I was less bored than TLJ. In TLJ, with all the back and forth cutting it felt like every 5 minutes they cut back to the people on the Rebel ship just standing around talking interminably about how they were in the Big Space Chase, and this went on for two hours. I really started to hate Poe in that movie because of how often he was in those scenes just standing around talking about being chased and nothing actually happening.
If the JJ Abrams movies all suffer from any specific problem too much, it's that there's way to much "we gotta go to place X to find the MacGuffin Z" plots.

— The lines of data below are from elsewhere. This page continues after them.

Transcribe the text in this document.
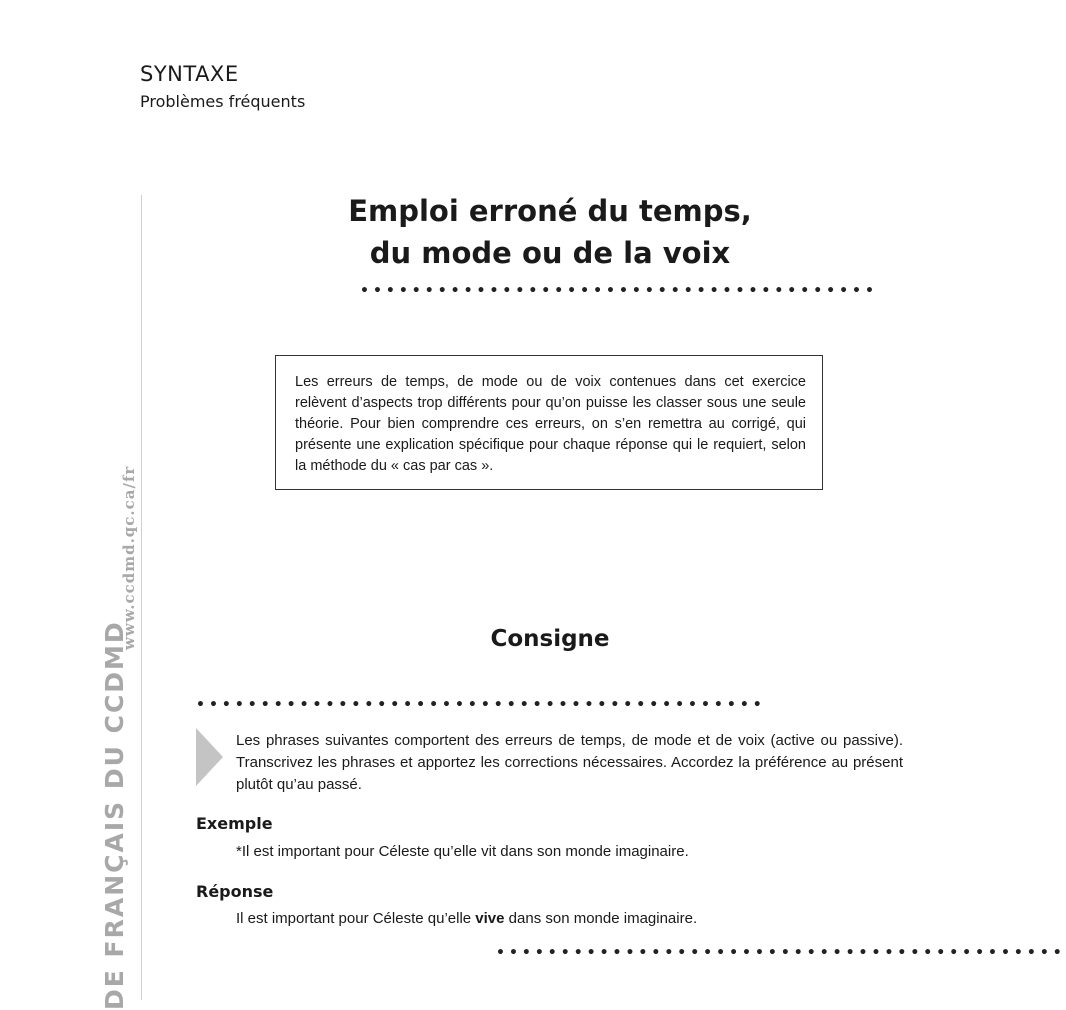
SYNTAXE
Problèmes fréquents
www.ccdmd.qc.ca/fr
DE FRANÇAIS DU CCDMD
Emploi erroné du temps,
du mode ou de la voix
••••••••••••••••••••••••••••••••••••••••
Les erreurs de temps, de mode ou de voix contenues dans cet exercice relèvent d’aspects trop différents pour qu’on puisse les classer sous une seule théorie. Pour bien comprendre ces erreurs, on s’en remettra au corrigé, qui présente une explication spécifique pour chaque réponse qui le requiert, selon la méthode du « cas par cas ».
Consigne
••••••••••••••••••••••••••••••••••••••••••••
Les phrases suivantes comportent des erreurs de temps, de mode et de voix (active ou passive). Transcrivez les phrases et apportez les corrections nécessaires. Accordez la préférence au présent plutôt qu’au passé.
Exemple
*Il est important pour Céleste qu’elle vit dans son monde imaginaire.
Réponse
Il est important pour Céleste qu’elle vive dans son monde imaginaire.
••••••••••••••••••••••••••••••••••••••••••••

In RPG terms, consider if you crossed out all the JJ Abrams "side quests" where the only reward was some MacGuffin, or finding some person who could unlock the locked MacGuffin, as optional and boiled it down to the main story, how much would be left?
Consider that there were plenty of side stories and set pieces in the original movies and even the prequels, but they weren't quite as stuffed to the gills with MacGuffin Plots. By that I mean, in the Lucas films, they're going to places because of other reasons, and plot happens along the way, setting up the set pieces, whereas in these films there's way too much of "only on Planet X is there a person who has thing Y / can fix thing Z" etc, and the plot consists of stringing these units together.

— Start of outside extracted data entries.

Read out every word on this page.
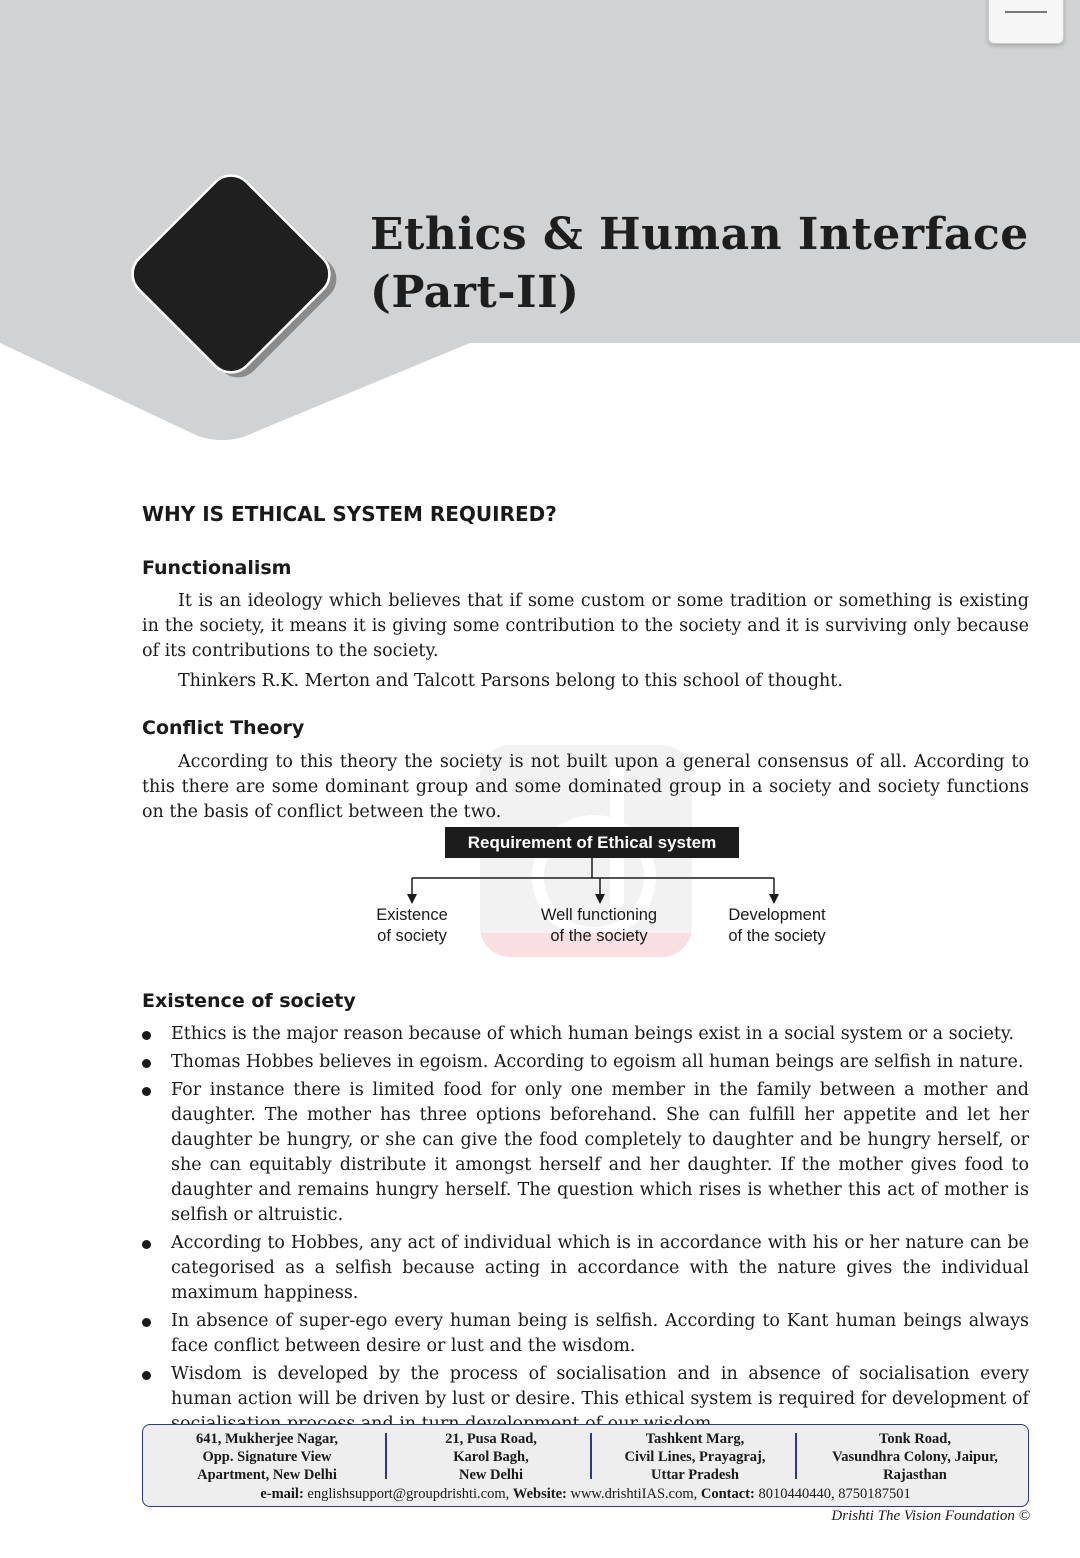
Ethics & Human Interface
(Part-II)
WHY IS ETHICAL SYSTEM REQUIRED?
Functionalism

It is an ideology which believes that if some custom or some tradition or something is existing in the society, it means it is giving some contribution to the society and it is surviving only because of its contributions to the society.

Thinkers R.K. Merton and Talcott Parsons belong to this school of thought.

Conflict Theory

According to this theory the society is not built upon a general consensus of all. According to this there are some dominant group and some dominated group in a society and society functions on the basis of conflict between the two.

Requirement of Ethical system
Existence
of society
Well functioning
of the society
Development
of the society
Existence of society
Ethics is the major reason because of which human beings exist in a social system or a society.
Thomas Hobbes believes in egoism. According to egoism all human beings are selfish in nature.
For instance there is limited food for only one member in the family between a mother and daughter. The mother has three options beforehand. She can fulfill her appetite and let her daughter be hungry, or she can give the food completely to daughter and be hungry herself, or she can equitably distribute it amongst herself and her daughter. If the mother gives food to daughter and remains hungry herself. The question which rises is whether this act of mother is selfish or altruistic.
According to Hobbes, any act of individual which is in accordance with his or her nature can be categorised as a selfish because acting in accordance with the nature gives the individual maximum happiness.
In absence of super-ego every human being is selfish. According to Kant human beings always face conflict between desire or lust and the wisdom.
Wisdom is developed by the process of socialisation and in absence of socialisation every human action will be driven by lust or desire. This ethical system is required for development of
641, Mukherjee Nagar,
Opp. Signature View
Apartment, New Delhi
21, Pusa Road,
Karol Bagh,
New Delhi
Tashkent Marg,
Civil Lines, Prayagraj,
Uttar Pradesh
Tonk Road,
Vasundhra Colony, Jaipur,
Rajasthan
e-mail: englishsupport@groupdrishti.com, Website: www.drishtiIAS.com, Contact: 8010440440, 8750187501

Drishti The Vision Foundation ©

(Minorly spoilerly from here on) Consider that "C3PO brain fart" plot-point. It only exists so they can string another "MacGuffin Quest" onto the string, and have yet another set-piece location. If they were running too long, the entire "plot unit" could be excised without any real change to the rest of the movie. The problem here is that the resultant movie can be filled to the gills with action, yet you're still bored, because there's no real reason that the action is happening in that place vs any other place. Like when the heroes all went to that planet where they're having a festival. They're only there to find a MacGuffin, so the entire backdrop is meaningless in the big picture. It also leads to plot holes, since the supposedly genocidal First Order couldn't shoot up the civilians in that scene, because the heroes were only there because of the MacGuffin, so if the civilians all got killed it would be the heroes fault for hanging around. So, because of the constraints of the narrative, nothing of actual substance can happen to anyone else when the heroes just turn up looking for the MacGuffins. In The Force Awakens, it was almost all about a Big MacGuffin: finding the lost bit that has the coordinates of Luke's planet. I thought it was just that Movie, except in the latest movie it's also almost all about finding a Big MacGuffin about finding the lost bit that has the coordinates of someone else's planet.